Consiglio per la ricerca in agricoltura e l'analisi dell'economia agraria, Centro di ricerca per le colture industriali, Via Di Corticella 133, Bologna 40128, Italy.
J Nutr Biochem. 2015 Jun;26(6):661-6. doi: 10.1016/j.jnutbio.2015.01.004. Epub 2015 Mar 5.
In this study, the effect of myrosinase-treated glucoerucin (GER+MYR), which releases the isothiocyanate (ITC) erucin, on heme oxygenase 1 (HO-1) gene expression and Nrf2 signaling was investigated in vitro in cultured cells and in vivo in mice. Treatment of HT-29 cells with GER+MYR resulted in a significant increase in the mRNA and protein levels of nuclear Nrf2 and HO-1. GER+MYR was more potent at enhancing the nuclear Nrf2 levels than were the following myrosinase-treated glucosinolates: sinigrin, glucoraphanin and gluconasturtiin, which are the precursors of allyl-ITC, R-sulforaphane and 2-phenylethyl ITC, respectively. GER+MYR also significantly induced HO-1 gene expression in the mouse intestinal mucosae and liver but not in the brain. Mechanistic studies suggest that GER+MYR induces Nrf2 via ERK1/2-, p38- and JNK-dependent signal transduction pathways. The GER+MYR-mediated increase in HO-1 expression is primarily attributable to p38 signaling.
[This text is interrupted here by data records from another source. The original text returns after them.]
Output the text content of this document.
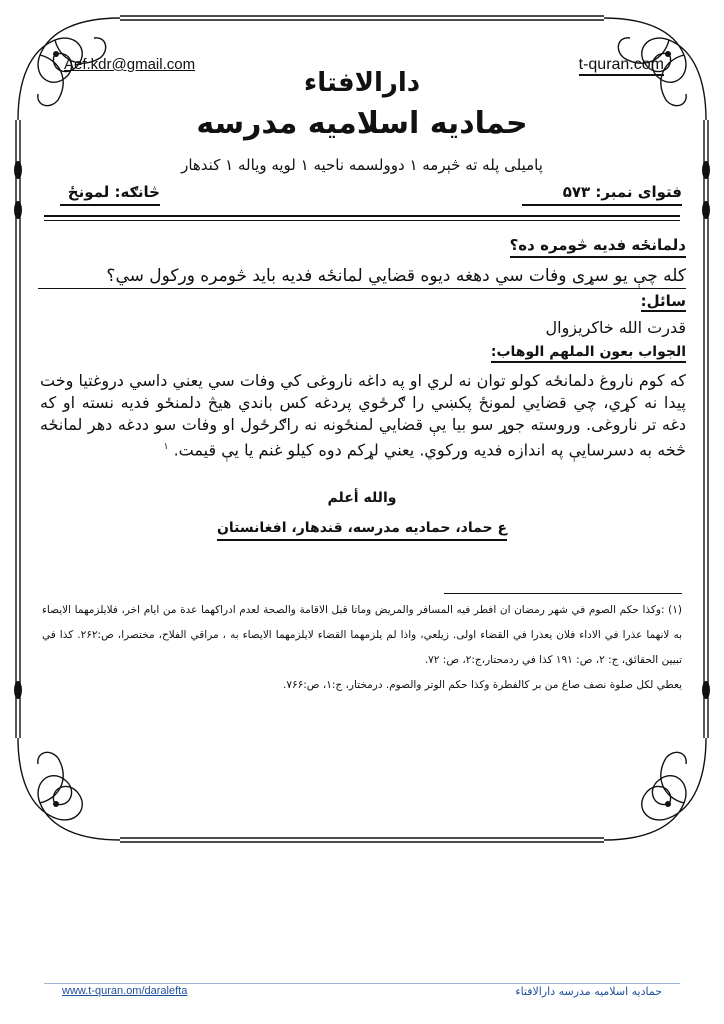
Aef.kdr@gmail.com	t-quran.com
دارالافتاء
حمادیه اسلامیه مدرسه
پامیلی پله ته څېرمه ١ دوولسمه ناحیه ١ لویه ویاله ١ کندهار
فتوای نمبر: ۵۷۳
څانګه: لمونځ
دلمانځه فدیه څومره ده؟
کله چې یو سړی وفات سي دهغه دیوه قضایي لمانځه فدیه باید څومره ورکول سي؟
سائل:
قدرت الله خاکریزوال
الجواب بعون الملهم الوهاب:
که کوم ناروغ دلمانځه کولو توان نه لري او په داغه ناروغی کي وفات سي یعني داسي دروغتیا وخت پیدا نه کړي، چي قضایي لمونځ پکښي را ګرځوي پردغه کس باندي هیڅ دلمنځو فدیه نسته او که دغه تر ناروغی. وروسته جوړ سو بیا یې قضایي لمنځونه نه راګرځول او وفات سو ددغه دهر لمانځه څخه به دسرسایې په اندازه فدیه ورکوي. یعني لړکم دوه کیلو غنم یا یې قیمت. $^١$
والله أعلم
ع حماد، حمادیه مدرسه، قندهار، افغانستان

(١) :وكذا حكم الصوم في شهر رمضان ان افطر فيه المسافر والمريض وماتا قبل الاقامة والصحة لعدم ادراكهما عدة من ايام اخر، فلايلزمهما الايصاء به لانهما عذرا في الاداء فلان يعذرا في القضاء اولى. زيلعي، واذا لم يلزمهما القضاء لايلزمهما الايصاء به ، مراقي الفلاح، مختصرا، ص:٢۶٢. كذا في تبيين الحقائق، ج: ٢، ص: ١٩١ كذا في ردمحتار،ج:٢، ص: ٧٢.

يعطي لكل صلوة نصف صاع من بر كالفطرة وكذا حكم الوتر والصوم. درمختار، ج:١، ص:٧۶۶.

www.t-quran.om/daralefta	حمادیه اسلامیه مدرسه دارالافتاء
在这项研究中,我们研究了黑芥子酶处理的葡萄糖异硫氰酸盐(GER+MYR)对体外培养的细胞和体内小鼠血红素加氧酶 1(HO-1)基因表达和 Nrf2 信号通路的影响。GER+MYR 处理 HT-29 细胞后,核 Nrf2 和 HO-1 的 mRNA 和蛋白水平显著增加。与黑芥子酶处理的其他芥子油苷相比,GER+MYR 更能增强核 Nrf2 水平:这些芥子油苷分别是丙烯基异硫氰酸酯、萝卜硫素和葡萄糖腈的前体,2-苯乙基异硫氰酸酯。GER+MYR 还能显著诱导小鼠肠道黏膜和肝脏中的 HO-1 基因表达,但不能诱导大脑中的 HO-1 基因表达。机制研究表明,GER+MYR 通过 ERK1/2、p38 和 JNK 依赖性信号转导通路诱导 Nrf2。GER+MYR 介导的 HO-1 表达增加主要归因于 p38 信号通路。